Wednesday, April 10, 2024

Haptic device can reproduce the softness of various materials

The perception of softness is often overlooked, yet it holds significant importance in various actions and interactions. From assessing the maturity of an avocado to carrying out a medical examination or holding the hand of a beloved, softness perception plays a vital role. However, comprehending and replicating softness perception is complex because it involves numerous sensory and cognitive processes.

Robotic researchers have tried to address this challenge with haptic devices, but earlier attempts failed to differentiate between two primary elements of softness perception: cutaneous cues (sensory feedback from the skin of the fingertip) and kinesthetic cues (feedback about the amount of force on the finger joint).

Now, EPFL researchers have developed a haptic device capable of reproducing the softness of various materials, from a marshmallow to a beating heart, overcoming a deceptively complex challenge that has previously eluded roboticists.

“If you press on a marshmallow with your fingertip, it’s easy to tell that it’s soft. But if you place a hard biscuit on top of that marshmallow and press again, you can still tell that the soft marshmallow is underneath, even though your fingertip is touching a hard surface,” explains Mustafa Mete, a Ph.D. student in the Reconfigurable Robotics Lab in EPFL’s School of Engineering. “We wanted to see if we could create a robotic platform that can do the same.”

The Softness Rendering Interface (SORI).
The Softness Rendering Interface (SORI). Credit: Jamani Caillet

With the innovative Softness Rendering Interface (SORI), the RRL, led by Jamie Paik, has achieved just that. By separating cutaneous and kinesthetic cues, SORI is able to replicate the softness of various materials with remarkable accuracy. This breakthrough addresses a gap in the robotics industry and opens up numerous applications where the sensation of softness is paramount, such as in underwater exploration or surgical procedures assisted by robots.

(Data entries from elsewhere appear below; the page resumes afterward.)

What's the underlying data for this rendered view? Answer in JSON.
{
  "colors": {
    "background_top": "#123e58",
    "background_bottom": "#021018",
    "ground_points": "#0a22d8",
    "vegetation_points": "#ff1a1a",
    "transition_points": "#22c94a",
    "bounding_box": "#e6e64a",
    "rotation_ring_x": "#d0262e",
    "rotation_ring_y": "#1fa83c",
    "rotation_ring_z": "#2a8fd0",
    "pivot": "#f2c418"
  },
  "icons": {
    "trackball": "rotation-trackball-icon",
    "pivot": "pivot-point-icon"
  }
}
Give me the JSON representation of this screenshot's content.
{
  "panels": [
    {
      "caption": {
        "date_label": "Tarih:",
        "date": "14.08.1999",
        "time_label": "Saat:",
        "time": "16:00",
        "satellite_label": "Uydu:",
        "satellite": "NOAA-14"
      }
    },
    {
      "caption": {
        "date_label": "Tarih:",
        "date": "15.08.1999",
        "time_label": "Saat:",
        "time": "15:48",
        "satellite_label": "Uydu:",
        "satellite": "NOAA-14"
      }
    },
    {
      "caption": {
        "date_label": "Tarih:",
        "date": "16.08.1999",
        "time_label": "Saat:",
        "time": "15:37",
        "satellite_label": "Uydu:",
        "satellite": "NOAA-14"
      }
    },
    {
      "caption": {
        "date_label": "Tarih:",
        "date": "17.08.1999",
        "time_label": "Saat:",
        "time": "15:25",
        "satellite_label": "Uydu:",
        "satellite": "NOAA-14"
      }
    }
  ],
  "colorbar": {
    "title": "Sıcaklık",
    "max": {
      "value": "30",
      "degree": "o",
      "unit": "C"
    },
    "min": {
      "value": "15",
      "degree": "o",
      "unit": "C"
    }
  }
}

Neuroscientific and psychological studies show that cutaneous cues are largely based on how much skin is in contact with a surface. The perception of softness is related to the amount of deformation that the object causes on the skin. However, as human fingertips differ in size and firmness, it’s possible that different fingers may make greater contact with a given surface than others.

“We realized that the softness I feel may not be the same as the softness you feel because of our different finger shapes. So, for our study, we first had to develop parameters for the geometries of a fingertip and its contact surface in order to estimate the softness cues for that fingertip,” Mete explains.

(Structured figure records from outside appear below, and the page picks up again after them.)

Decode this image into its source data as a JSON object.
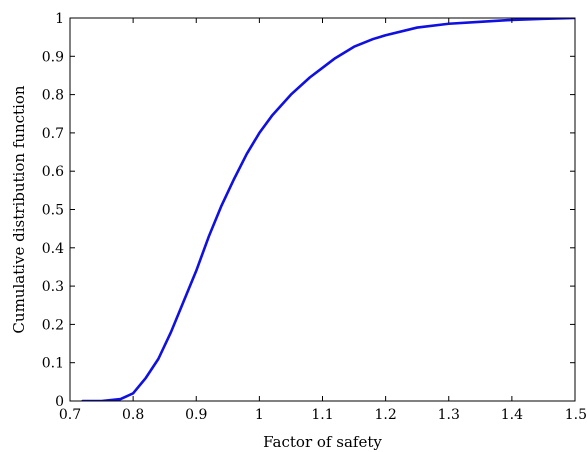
{
  "chart_data": {
    "type": "line",
    "title": "",
    "xlabel": "Factor of safety",
    "ylabel": "Cumulative distribution function",
    "xlim": [
      0.7,
      1.5
    ],
    "ylim": [
      0,
      1
    ],
    "x_ticks": [
      "0.7",
      "0.8",
      "0.9",
      "1",
      "1.1",
      "1.2",
      "1.3",
      "1.4",
      "1.5"
    ],
    "y_ticks": [
      "0",
      "0.1",
      "0.2",
      "0.3",
      "0.4",
      "0.5",
      "0.6",
      "0.7",
      "0.8",
      "0.9",
      "1"
    ],
    "grid": false,
    "legend": "none",
    "series": [
      {
        "color": "#1010e0",
        "x": [
          0.72,
          0.75,
          0.78,
          0.8,
          0.82,
          0.84,
          0.86,
          0.88,
          0.9,
          0.92,
          0.94,
          0.96,
          0.98,
          1.0,
          1.02,
          1.05,
          1.08,
          1.1,
          1.12,
          1.15,
          1.18,
          1.2,
          1.25,
          1.3,
          1.35,
          1.4,
          1.45,
          1.5
        ],
        "y": [
          0.0,
          0.0,
          0.005,
          0.02,
          0.06,
          0.11,
          0.18,
          0.26,
          0.34,
          0.43,
          0.51,
          0.58,
          0.645,
          0.7,
          0.745,
          0.8,
          0.845,
          0.87,
          0.895,
          0.925,
          0.945,
          0.955,
          0.975,
          0.985,
          0.99,
          0.995,
          0.998,
          1.0
        ]
      }
    ]
  }
}
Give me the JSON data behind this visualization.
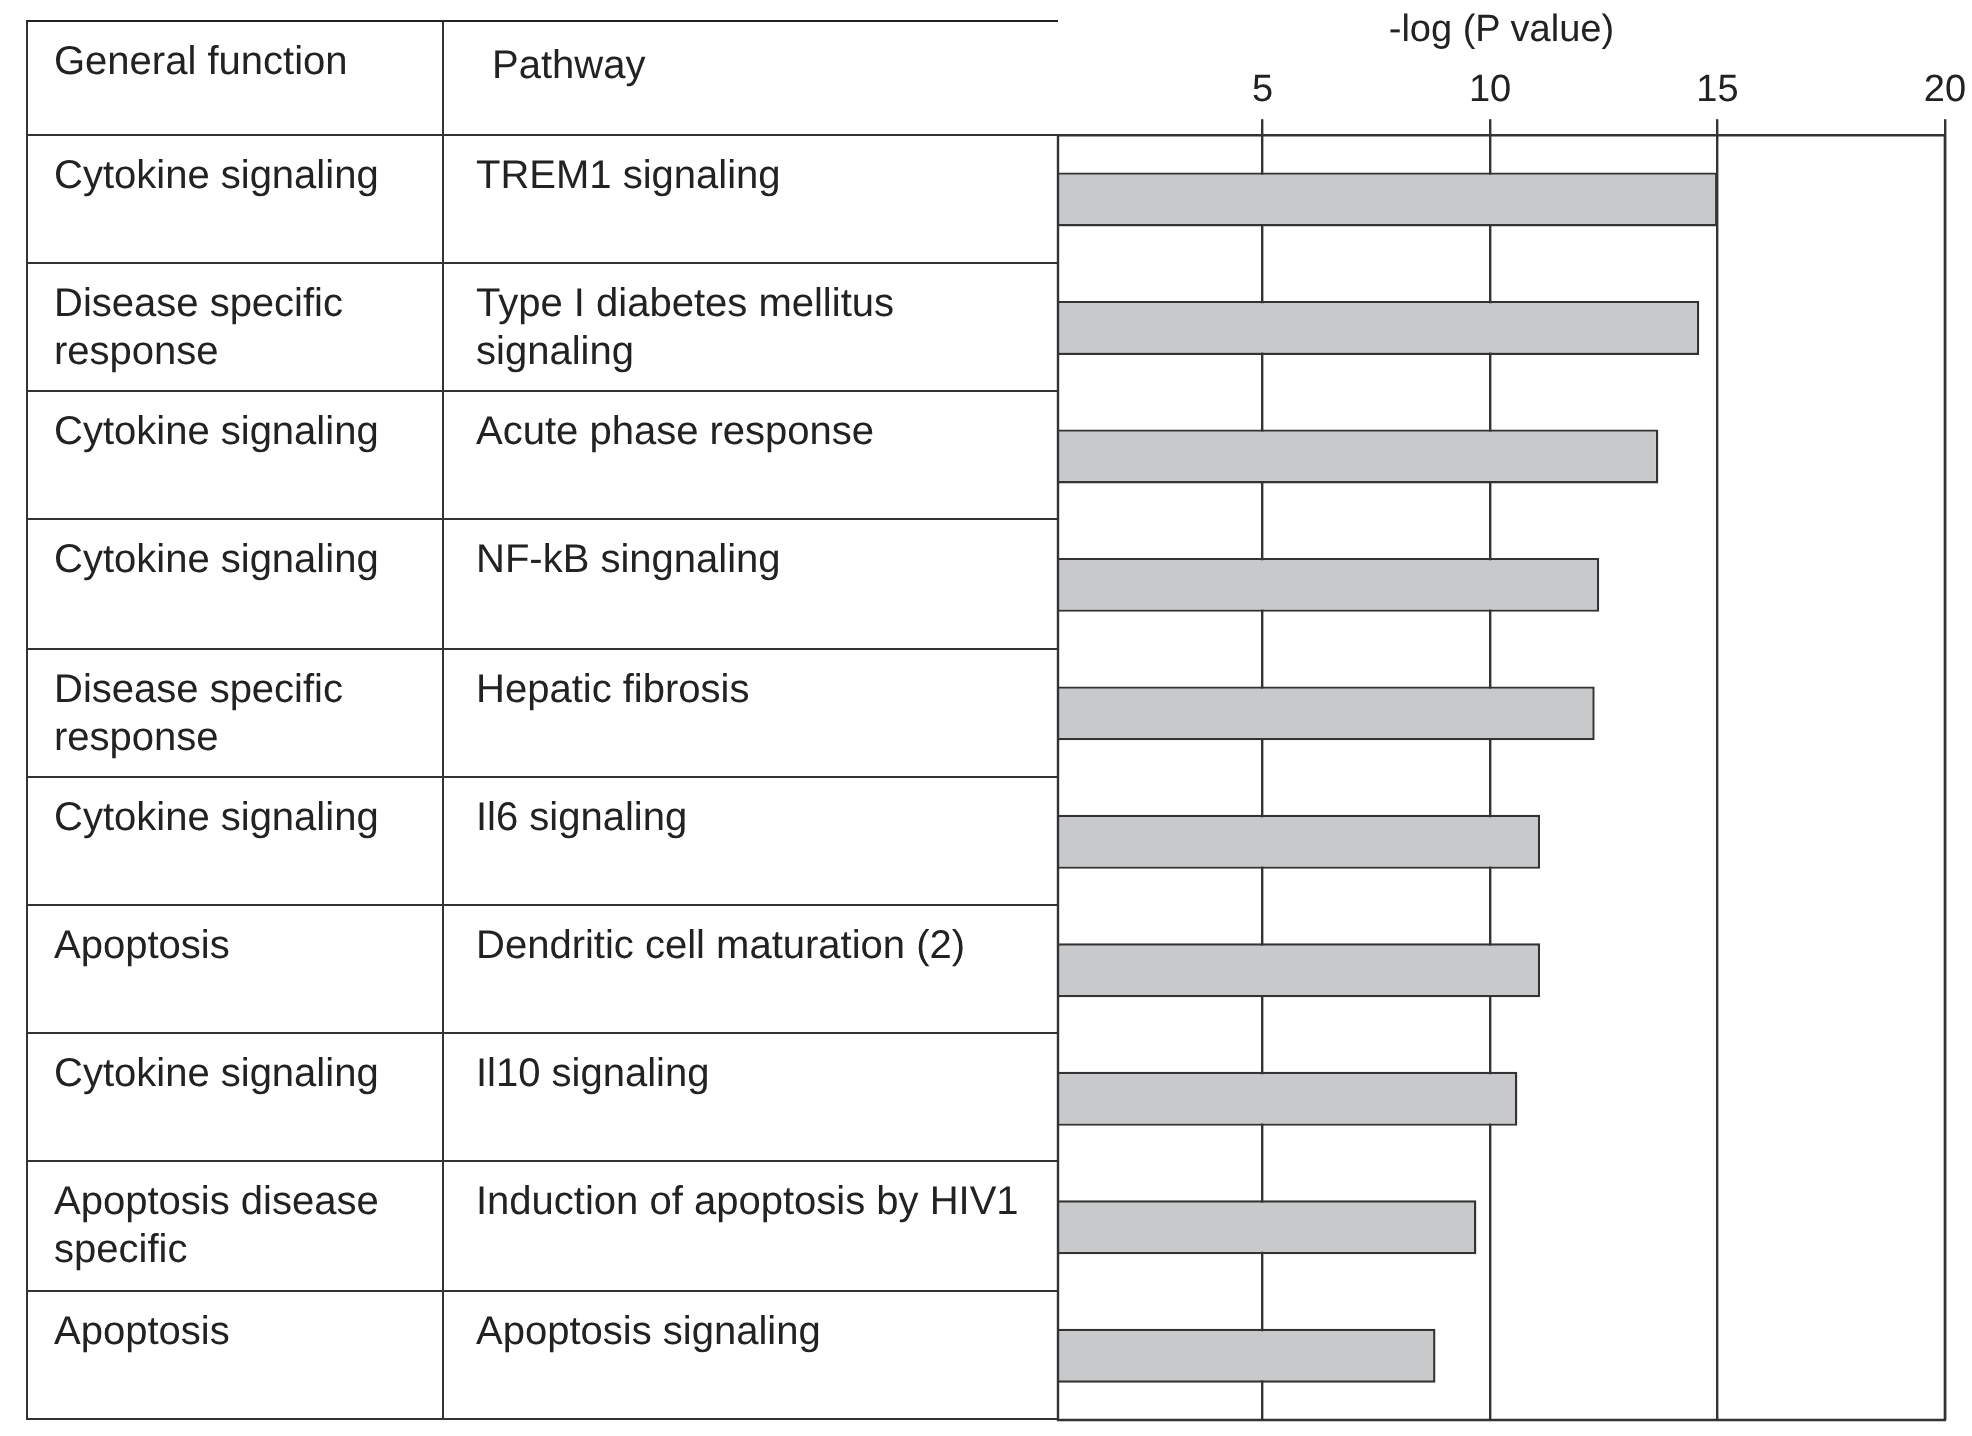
{
  "chart_data": {
    "type": "bar",
    "orientation": "horizontal",
    "xlabel": "-log (P value)",
    "ylabel": "Pathway",
    "categories": [
      "TREM1 signaling",
      "Type I diabetes mellitus signaling",
      "Acute phase response",
      "NF-kB singnaling",
      "Hepatic fibrosis",
      "Il6 signaling",
      "Dendritic cell maturation (2)",
      "Il10 signaling",
      "Induction of apoptosis by HIV1",
      "Apoptosis signaling"
    ],
    "values": [
      15.0,
      14.6,
      13.7,
      12.4,
      12.3,
      11.1,
      11.1,
      10.6,
      9.7,
      8.8
    ],
    "color": "#c8c9cb",
    "xlim": [
      0.5,
      20
    ],
    "xticks": [
      5,
      10,
      15,
      20
    ],
    "grid": "x",
    "tick_labels": "x",
    "annotations": [
      "General function",
      "Cytokine signaling",
      "Disease specific response",
      "Cytokine signaling",
      "Cytokine signaling",
      "Disease specific response",
      "Cytokine signaling",
      "Apoptosis",
      "Cytokine signaling",
      "Apoptosis disease specific",
      "Apoptosis"
    ]
  }
}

Then, the researchers extracted the softness parameters of various materials and then mapped those parameters onto the SORI device. SORI, which is built on the origami robot research by RRL, features motor-driven origami joints that can be adjusted to become more supple or stiffer. The device has a dimpled silicone membrane placed on top of the joints, which can be inflated with the help of air to different degrees to cover a fingertip placed at its center.

With this novel decoupling of kinesthetic and cutaneous functionality, SORI was able to recreate the softness of various materials like beef, salmon, and marshmallow. It also mimicked materials with both soft and firm attributes, like a biscuit on top of a marshmallow or a leather-bound book. In virtual experiments, SORI even reproduced the sensation of a beating heart to demonstrate its efficacy at rendering soft materials in motion.

This technology could be used to train medical students to detect cancerous tumors or provide crucial sensory feedback to surgeons using robots to perform operations. The idea of using it for space exploration or deep ocean research is really exciting, as it could allow scientists to feel the softness of an object from a remote location.

The potential for robot-assisted agriculture is also intriguing. It could help with the delicate task of harvesting tender fruits and vegetables without damaging them.

“This is not intended to act as a softness sensor for robots, but to transfer the feeling of ‘touch’ digitally, just like sending photos or music,” Mete summarizes.